La misma gente que compra autos y celulares, valoriza más su entorno, y exige que las obras urbanas no se noten o que se construyan lejos. Hace unos años, en un seminario de urbanismo en la UC, se impuso en el debate la idea de densificar Santiago con edificios en […]
La misma gente que compra autos y celulares, valoriza más su entorno, y exige que las obras urbanas no se noten o que se construyan lejos.
Hace unos años, en un seminario de urbanismo en la UC, se impuso en el debate la idea de densificar Santiago con edificios en altura.
Alguien sugirió Pedro de Valdivia Norte, pero varios profesores que vivían ahí lo pararon en seco. ¿Acaso no promovían la ciudad compacta? «Sí, pero no en nuestro barrio, que es patrimonial -respondieron-. Mejor en Vitacura». «Están locos -dijo otro-, yo vivo ahí y debe preservarse. ¿Qué pasa con la Plaza Ñuñoa?». «Ni muerto -dijo un tercero-, ya me la han destruido con demasiados edificios». Al final, concluí que la densificación sólo podría darse donde no viviera un profesor que promoviera… la densificación.
La anécdota refleja lo que ocurre en varios ámbitos del desarrollo urbano. Nos quejamos por la mala señal de los celulares, pero no queremos antenas cerca. Necesitamos colegios o centros comerciales a poca distancia, pero nunca en nuestra cuadra, y alegamos por los tacos, pero no queremos ver autopistas ni menos escuchar su ruido. Y como todos pensamos lo mismo, estos proyectos «no deseados» van rebotando de un barrio a otro, hasta desaparecer o instalarse en una comuna popular donde los vecinos tienen micrófonos más chicos para reclamar.
La paradoja es que la demanda por los «proyectos no deseados» crece tan rápido como se rechazó, ya que ambos se explican por el desarrollo económico: las mismas personas que compran autos o varios celulares, valorizan más su entorno y sus viviendas, exigiendo que las obras no se noten o que se construyan lejos. Por ello, varias autopistas y corredores de Transantiago están paralizados por conflictos vecinales, mientras que la motorización crece al 7% anual y los tacos se extienden a lo largo y ancho de la capital.

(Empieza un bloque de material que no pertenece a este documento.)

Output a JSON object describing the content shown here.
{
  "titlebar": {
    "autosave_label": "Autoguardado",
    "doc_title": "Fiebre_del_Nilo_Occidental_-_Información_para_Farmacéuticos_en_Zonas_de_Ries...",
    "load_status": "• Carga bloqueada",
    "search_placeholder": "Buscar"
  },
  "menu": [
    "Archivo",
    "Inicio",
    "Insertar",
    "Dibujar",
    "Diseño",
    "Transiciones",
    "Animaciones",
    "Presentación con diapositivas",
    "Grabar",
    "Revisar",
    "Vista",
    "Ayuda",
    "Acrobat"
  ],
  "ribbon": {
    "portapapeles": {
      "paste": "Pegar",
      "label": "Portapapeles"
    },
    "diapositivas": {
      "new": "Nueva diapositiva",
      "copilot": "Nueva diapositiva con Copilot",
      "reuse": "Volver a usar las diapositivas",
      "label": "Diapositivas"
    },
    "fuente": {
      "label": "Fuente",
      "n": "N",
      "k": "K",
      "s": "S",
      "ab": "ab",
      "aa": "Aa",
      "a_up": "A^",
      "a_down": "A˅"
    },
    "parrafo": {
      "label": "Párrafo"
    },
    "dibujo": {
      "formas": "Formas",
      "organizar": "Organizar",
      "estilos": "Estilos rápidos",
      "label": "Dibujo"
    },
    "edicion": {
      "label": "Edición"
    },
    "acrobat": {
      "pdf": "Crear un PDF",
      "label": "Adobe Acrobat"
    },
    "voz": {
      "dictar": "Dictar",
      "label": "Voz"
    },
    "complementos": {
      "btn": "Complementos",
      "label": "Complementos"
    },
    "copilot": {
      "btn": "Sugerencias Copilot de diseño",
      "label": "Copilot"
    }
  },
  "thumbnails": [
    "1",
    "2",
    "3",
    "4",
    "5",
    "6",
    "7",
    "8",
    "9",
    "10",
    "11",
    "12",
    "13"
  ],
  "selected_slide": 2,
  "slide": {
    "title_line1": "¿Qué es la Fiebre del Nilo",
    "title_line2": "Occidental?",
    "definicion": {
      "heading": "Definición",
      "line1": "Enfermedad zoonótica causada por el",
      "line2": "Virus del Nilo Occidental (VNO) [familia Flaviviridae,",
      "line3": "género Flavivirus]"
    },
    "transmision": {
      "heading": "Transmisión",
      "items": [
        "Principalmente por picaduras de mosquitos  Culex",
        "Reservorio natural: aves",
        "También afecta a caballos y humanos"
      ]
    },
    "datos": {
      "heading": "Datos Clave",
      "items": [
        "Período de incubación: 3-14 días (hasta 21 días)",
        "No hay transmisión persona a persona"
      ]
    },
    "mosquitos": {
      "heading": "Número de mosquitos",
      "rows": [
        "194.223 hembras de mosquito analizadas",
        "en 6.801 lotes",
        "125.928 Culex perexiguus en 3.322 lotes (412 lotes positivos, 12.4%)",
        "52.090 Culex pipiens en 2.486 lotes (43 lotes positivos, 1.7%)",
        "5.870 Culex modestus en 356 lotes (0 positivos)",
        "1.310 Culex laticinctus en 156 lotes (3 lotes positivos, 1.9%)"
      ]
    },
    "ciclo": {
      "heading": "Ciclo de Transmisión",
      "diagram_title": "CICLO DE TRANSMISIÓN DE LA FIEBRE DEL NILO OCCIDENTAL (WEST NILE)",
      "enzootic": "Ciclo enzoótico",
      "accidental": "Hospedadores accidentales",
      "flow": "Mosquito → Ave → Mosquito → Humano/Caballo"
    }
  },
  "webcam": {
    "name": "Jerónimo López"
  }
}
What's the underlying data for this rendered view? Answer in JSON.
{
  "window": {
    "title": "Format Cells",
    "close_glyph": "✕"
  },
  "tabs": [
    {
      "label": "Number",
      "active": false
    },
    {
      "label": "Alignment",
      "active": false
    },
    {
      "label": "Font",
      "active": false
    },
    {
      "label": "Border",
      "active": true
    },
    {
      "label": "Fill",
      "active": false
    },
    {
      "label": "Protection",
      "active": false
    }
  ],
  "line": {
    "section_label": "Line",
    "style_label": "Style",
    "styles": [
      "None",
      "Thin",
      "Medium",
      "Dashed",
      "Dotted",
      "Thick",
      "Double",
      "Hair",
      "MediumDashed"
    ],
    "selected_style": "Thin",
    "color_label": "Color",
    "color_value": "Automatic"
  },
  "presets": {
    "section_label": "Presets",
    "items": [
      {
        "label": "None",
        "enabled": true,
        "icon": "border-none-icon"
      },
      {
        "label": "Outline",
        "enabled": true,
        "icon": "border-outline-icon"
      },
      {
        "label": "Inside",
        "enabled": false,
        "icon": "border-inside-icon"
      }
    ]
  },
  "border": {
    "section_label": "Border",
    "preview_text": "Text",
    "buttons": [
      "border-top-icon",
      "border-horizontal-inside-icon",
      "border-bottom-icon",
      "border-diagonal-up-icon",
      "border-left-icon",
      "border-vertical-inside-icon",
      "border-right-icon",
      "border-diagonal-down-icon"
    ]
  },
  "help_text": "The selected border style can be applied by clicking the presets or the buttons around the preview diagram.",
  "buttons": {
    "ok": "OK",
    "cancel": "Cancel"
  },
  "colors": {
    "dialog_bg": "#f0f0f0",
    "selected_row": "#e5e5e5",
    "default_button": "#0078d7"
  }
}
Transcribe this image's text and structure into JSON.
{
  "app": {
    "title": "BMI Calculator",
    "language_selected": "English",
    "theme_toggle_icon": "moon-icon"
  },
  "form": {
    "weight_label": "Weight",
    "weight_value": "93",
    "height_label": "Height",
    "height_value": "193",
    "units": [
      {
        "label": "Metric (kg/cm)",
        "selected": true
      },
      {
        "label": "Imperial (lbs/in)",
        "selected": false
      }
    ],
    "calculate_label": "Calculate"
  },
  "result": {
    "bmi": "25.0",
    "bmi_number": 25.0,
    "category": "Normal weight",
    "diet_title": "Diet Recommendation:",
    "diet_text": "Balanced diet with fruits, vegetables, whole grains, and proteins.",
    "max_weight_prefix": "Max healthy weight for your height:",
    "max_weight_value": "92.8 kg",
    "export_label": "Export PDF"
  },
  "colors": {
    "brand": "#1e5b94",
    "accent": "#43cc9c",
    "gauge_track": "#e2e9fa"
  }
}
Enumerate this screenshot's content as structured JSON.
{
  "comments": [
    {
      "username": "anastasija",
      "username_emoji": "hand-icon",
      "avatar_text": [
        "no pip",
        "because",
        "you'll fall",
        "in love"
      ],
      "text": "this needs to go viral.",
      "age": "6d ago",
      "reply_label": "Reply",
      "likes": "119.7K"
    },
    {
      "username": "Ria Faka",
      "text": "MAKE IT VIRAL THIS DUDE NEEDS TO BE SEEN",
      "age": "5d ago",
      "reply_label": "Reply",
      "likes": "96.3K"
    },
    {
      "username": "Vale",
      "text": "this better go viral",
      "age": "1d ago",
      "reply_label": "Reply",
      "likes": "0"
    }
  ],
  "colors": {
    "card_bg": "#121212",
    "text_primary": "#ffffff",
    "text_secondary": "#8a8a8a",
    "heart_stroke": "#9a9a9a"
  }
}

Este fenómeno se conoce como «gap (brecha) de oferta» y ha generado serios trastornos en las ciudades de países desarrollados. El primero es que la lista de usos «no deseados» crece a medida que sube el ingreso, incluyendo prácticamente a toda obra que altere el statu quo. Incluso, los parques son objetados, ya que pueden ser «focos de delito». En segundo lugar, el rechazo dilata la aprobación de los proyectos y eleva mucho sus costos para mitigar impactos, al punto de hacerlos inviables.
Un camino es innovar en el diseño de los proyectos para minimizar su visibilidad o mejorar su inserción urbana. Otro es usar mecanismos de participación ciudadana donde se expresen las mayorías y no sólo los vecinos directamente afectados, los que deben ser compensados por las minusvalías que perciben. Lamentablemente, la ley chilena no contempla ninguna de estas soluciones y sin ellas es probable que el rechazo de los usos no deseados se masifique y termine bloqueando proyectos necesarios, pero que nadie quiere tener cerca.
Esto me recuerda otra idea que surgió del seminario. En medio del acalorado debate, un profesor concluyó que la solución para Santiago era la migración: «¡Todos deben irse a regiones, carajo!», exclamó, convencido. Yo le pregunté si él se sumaba al llamado y me contestó que lo estaba pensando seriamente. Todavía vive en Santiago, aunque sigue clamando por más descentralización cada cierto tiempo.